In general, we invite you to interact with the page and the content. Please feel free to share anything and sign the pledge to remain in touch and receive action alerts. We are working on getting content in Spanish and other languages, and will let you know when that is up and running. If you want to help us make that happen, please send us a message info@grassrootsleadership.org.

Policing around us at a glance

  1. City
    • In Austin, the total current funding for the Austin Police Department is 40% of the city budget, or roughly $400 million.
    • 44% of approved APD contract money is for biometrics/surveillance.
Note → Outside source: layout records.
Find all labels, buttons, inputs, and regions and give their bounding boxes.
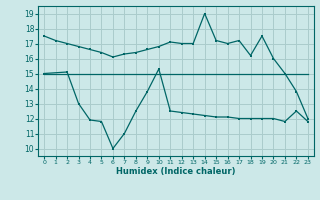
- X-axis label: Humidex (Indice chaleur): Humidex (Indice chaleur): [116, 167, 236, 176]
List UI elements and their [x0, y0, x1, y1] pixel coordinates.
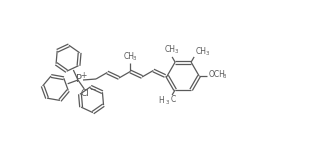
Text: 3: 3: [132, 56, 136, 61]
Text: H: H: [158, 96, 164, 104]
Text: −: −: [89, 86, 95, 94]
Text: CH: CH: [124, 52, 135, 61]
Text: Cl: Cl: [81, 89, 89, 98]
Text: 3: 3: [206, 51, 209, 56]
Text: OCH: OCH: [209, 70, 225, 80]
Text: C: C: [171, 95, 176, 104]
Text: P: P: [76, 74, 82, 84]
Text: +: +: [80, 70, 86, 80]
Text: 3: 3: [174, 49, 178, 54]
Text: 3: 3: [165, 99, 169, 104]
Text: CH: CH: [165, 45, 176, 54]
Text: 3: 3: [222, 75, 226, 80]
Text: CH: CH: [196, 47, 207, 56]
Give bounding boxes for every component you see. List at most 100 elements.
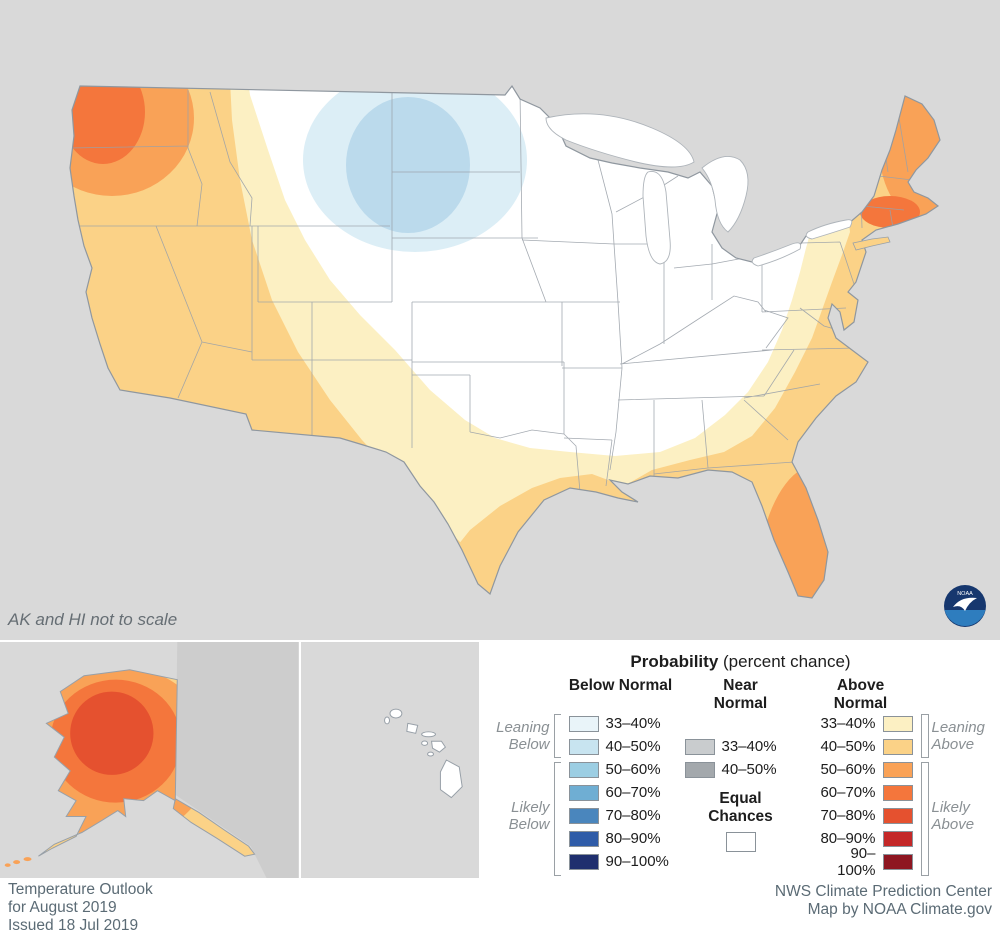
legend-row: 80–90% bbox=[568, 828, 673, 849]
footer-credit-block: NWS Climate Prediction Center Map by NOA… bbox=[775, 883, 992, 919]
probability-legend: Probability (percent chance) Leaning Bel… bbox=[481, 642, 1000, 879]
above-40-50-label: 40–50% bbox=[820, 738, 876, 755]
legend-row: 90–100% bbox=[568, 851, 673, 872]
aleutian-islands bbox=[4, 857, 32, 867]
footer-outlook-line: Temperature Outlook bbox=[8, 881, 153, 898]
above-33-40-swatch bbox=[882, 715, 913, 732]
equal-chances-label: Equal Chances bbox=[708, 790, 773, 825]
above-70-80-label: 70–80% bbox=[820, 807, 876, 824]
below-normal-column: Below Normal 33–40% 40–50% 50–60% 60–70%… bbox=[568, 677, 673, 876]
hawaii-inset-svg bbox=[301, 642, 479, 878]
long-island bbox=[852, 236, 891, 251]
below-70-80-swatch bbox=[568, 807, 599, 824]
footer-agency-line: NWS Climate Prediction Center bbox=[774, 883, 992, 900]
below-side-labels: Leaning Below Likely Below bbox=[490, 713, 550, 876]
near-40-50-label: 40–50% bbox=[721, 761, 777, 778]
alaska-inset-map bbox=[0, 642, 299, 878]
legend-columns: Leaning Below Likely Below Below Normal … bbox=[481, 677, 1000, 879]
equal-chances-swatch bbox=[725, 832, 756, 852]
below-60-70-label: 60–70% bbox=[605, 784, 661, 801]
leaning-below-label: Leaning Below bbox=[496, 719, 550, 753]
footer-source-line: Map by NOAA Climate.gov bbox=[807, 901, 992, 918]
below-brackets bbox=[553, 714, 563, 876]
legend-row: 50–60% bbox=[809, 759, 913, 780]
below-normal-header: Below Normal bbox=[568, 677, 673, 694]
noaa-logo-text: NOAA bbox=[957, 591, 973, 597]
legend-row: 33–40% bbox=[568, 713, 673, 734]
legend-row: 90–100% bbox=[809, 845, 913, 879]
footer-issued-line: Issued 18 Jul 2019 bbox=[8, 917, 139, 934]
likely-above-label: Likely Above bbox=[931, 799, 975, 833]
near-normal-header: Near Normal bbox=[713, 677, 768, 712]
hawaii-islands bbox=[384, 708, 463, 799]
below-40-50-label: 40–50% bbox=[605, 738, 661, 755]
leaning-above-bracket bbox=[920, 714, 929, 758]
above-60-70-label: 60–70% bbox=[820, 784, 876, 801]
below-70-80-label: 70–80% bbox=[605, 807, 661, 824]
footer-month-line: for August 2019 bbox=[8, 899, 117, 916]
above-90-100-swatch bbox=[882, 853, 913, 870]
above-brackets bbox=[919, 714, 929, 876]
alaska-outline bbox=[38, 669, 256, 857]
above-50-60-swatch bbox=[882, 761, 913, 778]
alaska-inset-svg bbox=[0, 642, 299, 878]
scale-note: AK and HI not to scale bbox=[8, 610, 178, 629]
above-70-80-swatch bbox=[882, 807, 913, 824]
above-normal-header: Above Normal bbox=[833, 677, 888, 712]
canada-landmass bbox=[175, 642, 299, 878]
above-90-100-label: 90–100% bbox=[837, 844, 876, 879]
below-33-40-label: 33–40% bbox=[605, 715, 661, 732]
below-50-60-swatch bbox=[568, 761, 599, 778]
above-33-40-label: 33–40% bbox=[820, 715, 876, 732]
footer: Temperature Outlook for August 2019 Issu… bbox=[0, 878, 1000, 938]
great-lakes bbox=[545, 113, 853, 267]
legend-row: 70–80% bbox=[809, 805, 913, 826]
legend-title-bold: Probability bbox=[630, 652, 719, 671]
legend-row: 60–70% bbox=[568, 782, 673, 803]
below-90-100-label: 90–100% bbox=[605, 853, 669, 870]
legend-title-rest: (percent chance) bbox=[718, 652, 851, 671]
legend-row: 40–50% bbox=[568, 736, 673, 757]
legend-row: 70–80% bbox=[568, 805, 673, 826]
below-90-100-swatch bbox=[568, 853, 599, 870]
likely-below-bracket bbox=[553, 762, 561, 876]
above-normal-column: Above Normal 33–40% 40–50% 50–60% 60–70%… bbox=[809, 677, 913, 879]
below-50-60-label: 50–60% bbox=[605, 761, 661, 778]
likely-below-label: Likely Below bbox=[508, 799, 550, 833]
near-33-40-swatch bbox=[684, 738, 715, 755]
near-40-50-swatch bbox=[684, 761, 715, 778]
near-33-40-label: 33–40% bbox=[721, 738, 777, 755]
below-80-90-swatch bbox=[568, 830, 599, 847]
above-80-90-swatch bbox=[882, 830, 913, 847]
noaa-logo-svg: NOAA bbox=[944, 585, 986, 627]
conus-map: AK and HI not to scale NOAA bbox=[8, 84, 987, 629]
above-60-70-swatch bbox=[882, 784, 913, 801]
footer-title-block: Temperature Outlook for August 2019 Issu… bbox=[8, 881, 153, 935]
hawaii-inset-map bbox=[301, 642, 479, 878]
noaa-logo: NOAA bbox=[943, 584, 987, 628]
above-40-50-swatch bbox=[882, 738, 913, 755]
below-40-50-swatch bbox=[568, 738, 599, 755]
equal-chances-block: Equal Chances bbox=[685, 790, 797, 852]
noaa-logo-wave bbox=[944, 610, 986, 627]
legend-row: 50–60% bbox=[568, 759, 673, 780]
below-33-40-swatch bbox=[568, 715, 599, 732]
leaning-above-label: Leaning Above bbox=[931, 719, 985, 753]
leaning-below-bracket bbox=[553, 714, 561, 758]
above-50-60-label: 50–60% bbox=[820, 761, 876, 778]
likely-above-bracket bbox=[920, 762, 929, 876]
legend-title: Probability (percent chance) bbox=[481, 652, 1000, 672]
below-60-70-swatch bbox=[568, 784, 599, 801]
legend-row: 33–40% bbox=[809, 713, 913, 734]
legend-row: 80–90% bbox=[809, 828, 913, 849]
conus-map-svg bbox=[69, 84, 941, 599]
above-side-labels: Leaning Above Likely Above bbox=[932, 713, 992, 876]
below-80-90-label: 80–90% bbox=[605, 830, 661, 847]
legend-row: 33–40% bbox=[684, 736, 797, 757]
above-80-90-label: 80–90% bbox=[820, 830, 876, 847]
noaa-logo-bird-icon bbox=[953, 597, 977, 611]
legend-row: 40–50% bbox=[684, 759, 797, 780]
near-normal-column: Near Normal 33–40% 40–50% Equal Chances bbox=[684, 677, 797, 876]
inset-row: Probability (percent chance) Leaning Bel… bbox=[0, 640, 1000, 879]
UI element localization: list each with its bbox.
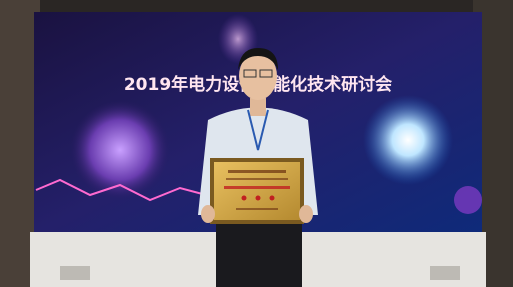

One of these contracts is for an Automatic License Plate reader that captured over 25 million license plate readings from 2016-2017 and shared the information with 817 law enforcement agencies.
    • APD has a gang suppression unit and the Austin ISD Police has a joint juvenile gang taskforce. Gang lists and units have a troubled history of racial profiling.
    • While the majority of APD funding comes from the city, APD has also applied for and received external grants. An example is the 1 million dollar grant that APD received from the Department of Justice for the Riverside Togetherness Project (RTP). The RTP increased policing in the Riverside area, where Mike Ramos was shot and killed by APD.
    • The City of Austin and the Austin Police Department routinely cooperate with ICE through their surveillance operations and data sharing.
    • Austin City Manager Spencer Cronk, who before coming to Austin was the City Coordinator in Minneapolis where George Floyd was killed, is in charge of drafting the budget and presenting it to the City Council on July 13th.
    • This year budget hearings are scheduled for July 23rd, 30th, and August 4th. Final vote to approve the budget will take place from August 12th-14th.
  2. County
    • In Travis County, the Justice System and Public Safety budget item — which includes the Sheriff’s department — take up 1/3 of the county’s general funds.
    • Travis County currently has an electronic monitoring contract with a company owned by prison profiteer CoreCivic as well as database contracts with companies that routinely share information with ICE.
    • Travis County is a partner with the Austin Intelligence Regional Center and has an active contract with them.
    • ICE has open access to the Travis County Jail and all database records.
    • The Preliminary County Budget will be published by July 27, 2020. The budget and tax rate will be adopted on September 29, 2020.
  3. Surrounding Areas
    • While we are focusing our efforts on the City of Austin and Travis County, it is important to keep an eye on our neighboring counties, particularly Bastrop, Williamson, Hays, and Caldwell. Investment of money in policing at the expense of community needs is not exclusive to large urban areas. Suburban and rural counties and cities dedicate significant resources to policing that could be used to infuse local economies. An example of this is the alarming rate of U.S. Department of Agriculture grants that are used for incarceration purposes.
    • In all cities and counties in Texas, policing inevitably leads to the ICE detention and deportation pipeline due to SB4, surveillance, and data sharing.